A visit to East Bengaluru, which is home to several Africans in the city, shows there is limited interaction between the African community and locals. However, both have strong opinions about each other.

“Yes, there are some good people, but most of them are drunkards,” said Sameer, a 29-year-old shopkeeper, in Banaswadi. “They are ready to fight all the time and we try to keep a distance,” he added.

However, when asked how he knows this without talking to them, he bobbed his head saying, “I just know.”
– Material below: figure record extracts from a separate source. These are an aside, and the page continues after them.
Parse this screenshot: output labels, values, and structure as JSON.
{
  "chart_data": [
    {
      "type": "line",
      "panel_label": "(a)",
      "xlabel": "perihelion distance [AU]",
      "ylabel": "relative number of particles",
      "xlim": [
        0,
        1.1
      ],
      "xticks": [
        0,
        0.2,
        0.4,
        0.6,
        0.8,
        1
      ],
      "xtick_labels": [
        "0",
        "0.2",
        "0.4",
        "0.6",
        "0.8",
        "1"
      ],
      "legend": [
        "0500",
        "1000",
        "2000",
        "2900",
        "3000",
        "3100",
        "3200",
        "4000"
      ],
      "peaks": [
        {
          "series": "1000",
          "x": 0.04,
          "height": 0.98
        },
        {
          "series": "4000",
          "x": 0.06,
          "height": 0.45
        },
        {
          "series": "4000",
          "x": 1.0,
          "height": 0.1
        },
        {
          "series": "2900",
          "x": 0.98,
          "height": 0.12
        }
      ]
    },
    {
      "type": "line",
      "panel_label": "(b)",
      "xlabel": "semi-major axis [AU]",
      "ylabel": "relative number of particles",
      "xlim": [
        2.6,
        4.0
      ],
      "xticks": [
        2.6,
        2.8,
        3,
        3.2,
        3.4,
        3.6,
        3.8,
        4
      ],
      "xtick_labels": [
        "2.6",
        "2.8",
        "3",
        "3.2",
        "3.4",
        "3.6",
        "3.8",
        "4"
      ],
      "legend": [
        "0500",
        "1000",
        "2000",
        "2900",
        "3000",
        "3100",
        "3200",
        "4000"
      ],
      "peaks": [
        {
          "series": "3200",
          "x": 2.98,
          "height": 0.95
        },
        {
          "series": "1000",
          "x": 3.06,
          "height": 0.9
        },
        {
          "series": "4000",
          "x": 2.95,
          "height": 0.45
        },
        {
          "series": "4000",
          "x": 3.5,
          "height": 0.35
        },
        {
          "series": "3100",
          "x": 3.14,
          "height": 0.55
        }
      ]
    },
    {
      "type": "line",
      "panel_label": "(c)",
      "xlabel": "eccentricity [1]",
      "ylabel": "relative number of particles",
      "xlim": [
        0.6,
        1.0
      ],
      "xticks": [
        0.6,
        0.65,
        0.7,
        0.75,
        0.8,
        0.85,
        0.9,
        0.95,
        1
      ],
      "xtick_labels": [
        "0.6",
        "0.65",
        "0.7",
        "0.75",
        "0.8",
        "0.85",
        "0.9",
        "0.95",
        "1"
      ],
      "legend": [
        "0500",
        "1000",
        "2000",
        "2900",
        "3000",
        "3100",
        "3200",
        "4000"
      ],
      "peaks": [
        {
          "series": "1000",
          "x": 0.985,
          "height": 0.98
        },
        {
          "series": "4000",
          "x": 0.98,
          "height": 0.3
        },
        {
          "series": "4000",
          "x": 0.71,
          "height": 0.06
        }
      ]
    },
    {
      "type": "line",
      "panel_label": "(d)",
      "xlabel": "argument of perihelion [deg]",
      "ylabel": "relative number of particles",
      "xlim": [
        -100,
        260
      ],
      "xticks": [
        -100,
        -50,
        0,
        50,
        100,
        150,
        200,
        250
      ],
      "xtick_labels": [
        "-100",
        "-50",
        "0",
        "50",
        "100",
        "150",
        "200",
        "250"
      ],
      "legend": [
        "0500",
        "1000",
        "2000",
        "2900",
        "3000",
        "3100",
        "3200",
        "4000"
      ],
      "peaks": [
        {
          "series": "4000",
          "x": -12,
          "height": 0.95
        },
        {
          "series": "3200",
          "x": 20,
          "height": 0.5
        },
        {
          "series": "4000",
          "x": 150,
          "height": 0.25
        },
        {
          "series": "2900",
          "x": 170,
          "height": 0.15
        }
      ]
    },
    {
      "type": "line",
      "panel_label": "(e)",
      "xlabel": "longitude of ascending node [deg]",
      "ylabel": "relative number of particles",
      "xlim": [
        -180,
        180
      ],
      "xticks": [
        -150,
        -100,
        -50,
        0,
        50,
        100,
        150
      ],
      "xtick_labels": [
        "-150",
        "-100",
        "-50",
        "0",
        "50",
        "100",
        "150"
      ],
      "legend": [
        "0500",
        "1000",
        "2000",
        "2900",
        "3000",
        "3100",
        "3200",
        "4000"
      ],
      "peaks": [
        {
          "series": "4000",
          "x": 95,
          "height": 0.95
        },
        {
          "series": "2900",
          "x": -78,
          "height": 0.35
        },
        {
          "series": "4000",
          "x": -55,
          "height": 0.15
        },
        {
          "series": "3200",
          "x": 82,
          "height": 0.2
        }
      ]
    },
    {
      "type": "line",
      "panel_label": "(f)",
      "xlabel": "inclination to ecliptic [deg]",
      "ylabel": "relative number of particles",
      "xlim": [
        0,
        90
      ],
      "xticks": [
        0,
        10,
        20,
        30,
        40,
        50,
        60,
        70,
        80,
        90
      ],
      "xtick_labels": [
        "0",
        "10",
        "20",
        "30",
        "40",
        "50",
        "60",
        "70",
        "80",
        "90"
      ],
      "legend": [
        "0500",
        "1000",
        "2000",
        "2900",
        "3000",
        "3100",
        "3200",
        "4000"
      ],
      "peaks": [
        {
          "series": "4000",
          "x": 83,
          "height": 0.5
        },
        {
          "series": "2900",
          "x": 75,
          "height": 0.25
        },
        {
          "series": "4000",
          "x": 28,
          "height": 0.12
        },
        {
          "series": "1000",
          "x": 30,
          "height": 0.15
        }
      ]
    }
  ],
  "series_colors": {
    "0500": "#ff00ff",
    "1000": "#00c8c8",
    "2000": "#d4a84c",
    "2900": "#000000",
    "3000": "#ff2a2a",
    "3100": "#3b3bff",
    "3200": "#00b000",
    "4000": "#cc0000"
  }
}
The African community too likes to keep their distance. “One of the biggest problem is communication. Many of them don’t understand what we are saying, and even if we ask them for an address, they think we are going to attack them,” a student from Chad, central Africa, who didn't want to be named, said.

Failed Measures

An African Peace Coordination Committee was set up by the Bengaluru police to address the problems faced by Africans. The committee comprised of African students of various nationalities, the police, the Foreigners Regional Registration Officer, and Education Department officials. It was an effective method to bridge the gap between the community and the police.

However, according to Bosco Kaweesi, legal adviser to the All African Students' Association in Bengaluru, with the committee getting disbanded, the connection between the community and the police has eroded over the years due to the apathy of the officials.

With little or no effort put into closing the gap between the city’s African community and authorities, the divide is getting bigger, he says.